Depletion of HDAC6 did not stabilize microtubules. A, effect of depletion of HDAC6 on stability of microtubules against cold-induced depolymerization. MCF-7 cells were transfected with luciferase siRNA (control) or HDAC6 siRNA for 24 h. Then cells were incubated on ice to depolymerize microtubules and were fixed at the indicated time points (0, 10, and 20 min). Fixed cells were processed for immunostaining with antibodies against α-tubulin (green) and acetylated tubulin (red). Scale bars, 10 μm. B, MCF-7 cells treated with luciferase siRNA (control) or HDAC6 siRNA for 24 h. After treatment, cells were fixed and processed for immunostaining with antibodies against α-tubulin (red) and detyrosinated tubulin (green). Scale bar, 10 μm.

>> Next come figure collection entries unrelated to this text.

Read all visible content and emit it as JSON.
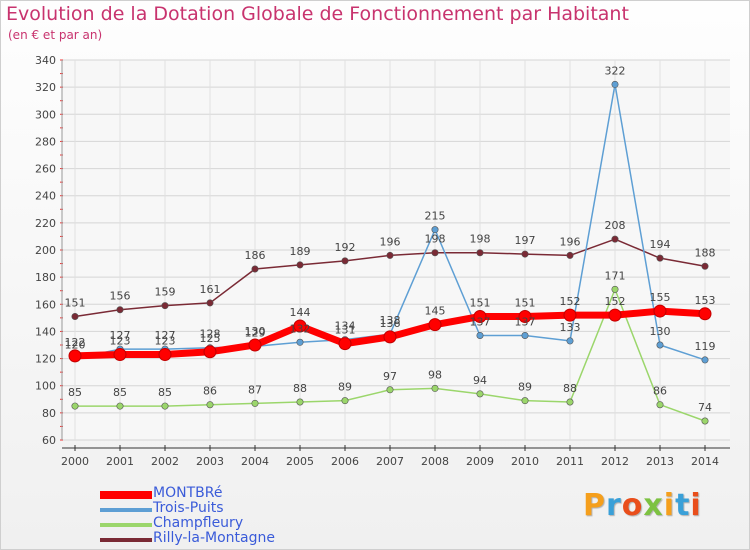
{
  "header": {
    "title": "Evolution de la Dotation Globale de Fonctionnement par Habitant",
    "subtitle": "(en € et par an)"
  },
  "logo": {
    "text": "Proxiti",
    "colors": [
      "#f59f1c",
      "#3aa0d8",
      "#e94e1b",
      "#7dc242",
      "#f59f1c",
      "#3aa0d8",
      "#e94e1b"
    ]
  },
  "chart_data": {
    "type": "line",
    "title": "Evolution de la Dotation Globale de Fonctionnement par Habitant",
    "subtitle": "(en € et par an)",
    "x": [
      "2000",
      "2001",
      "2002",
      "2003",
      "2004",
      "2005",
      "2006",
      "2007",
      "2008",
      "2009",
      "2010",
      "2011",
      "2012",
      "2013",
      "2014"
    ],
    "ylim": [
      60,
      340
    ],
    "yticks": [
      60,
      80,
      100,
      120,
      140,
      160,
      180,
      200,
      220,
      240,
      260,
      280,
      300,
      320,
      340
    ],
    "grid": true,
    "legend_position": "bottom-left",
    "series": [
      {
        "name": "MONTBRé",
        "color": "#ff0000",
        "values": [
          122,
          123,
          123,
          125,
          130,
          144,
          131,
          136,
          145,
          151,
          151,
          152,
          152,
          155,
          153
        ],
        "labels": [
          "122",
          "123",
          "123",
          "125",
          "130",
          "144",
          "131",
          "136",
          "145",
          "151",
          "151",
          "152",
          "152",
          "155",
          "153"
        ]
      },
      {
        "name": "Trois-Puits",
        "color": "#5e9fd4",
        "values": [
          120,
          127,
          127,
          128,
          129,
          132,
          134,
          138,
          215,
          137,
          137,
          133,
          322,
          130,
          119
        ],
        "labels": [
          "120",
          "127",
          "127",
          "128",
          "129",
          "132",
          "134",
          "138",
          "215",
          "137",
          "137",
          "133",
          "322",
          "130",
          "119"
        ]
      },
      {
        "name": "Champfleury",
        "color": "#9bd66b",
        "values": [
          85,
          85,
          85,
          86,
          87,
          88,
          89,
          97,
          98,
          94,
          89,
          88,
          171,
          86,
          74
        ],
        "labels": [
          "85",
          "85",
          "85",
          "86",
          "87",
          "88",
          "89",
          "97",
          "98",
          "94",
          "89",
          "88",
          "171",
          "86",
          "74"
        ]
      },
      {
        "name": "Rilly-la-Montagne",
        "color": "#7a2a35",
        "values": [
          151,
          156,
          159,
          161,
          186,
          189,
          192,
          196,
          198,
          198,
          197,
          196,
          208,
          194,
          188
        ],
        "labels": [
          "151",
          "156",
          "159",
          "161",
          "186",
          "189",
          "192",
          "196",
          "198",
          "198",
          "197",
          "196",
          "208",
          "194",
          "188"
        ]
      }
    ]
  }
}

C, depletion of HDAC6 not delaying reassembly of cold-depolymerized interphase microtubules. MCF-7 cells were treated with luciferase siRNA (control) or HDAC6 siRNA for 24 h. After treatment, microtubules were depolymerized by incubating the cells on ice for 45 min. Then cells were incubated with prewarmed medium at 37 °C in an incubator for different time intervals and then fixed and processed for immunostaining with antibodies against α-tubulin (green) and acetylated tubulin (red). The status of microtubules and their acetylation level in cells at 0, 20, and 40 min is shown. Scale bars, 10 μm.

FIGURE 8.

Tubastatin A and TSA increased the binding of HDAC6 with interphase microtubules in MCF-7 cells. A, cells treated with vehicle, 30 μm tubastatin A (TBA), or 240 nm TSA for 24 h and fixed and processed to visualize microtubules (red) and HDAC6 (green). Scale bar, 20 μm. B, Western blot analysis of HDAC6 bound with the polymeric fraction of tubulin in cells. MCF-7 cells were treated with vehicle, 240 nm TSA, or 30 μm tubastatin A for 24 h. The polymeric fraction of tubulin was isolated and probed with antibodies against α-tubulin and HDAC6. C, histogram showing the percentage increase in the binding of HDAC6 with polymeric tubulin after treatment of cells with tubastatin A and TSA with respect to control as quantified from B. Data are average of five independent set of experiments and represent mean ± S.D. (error bars). *, p ≤ 0.001.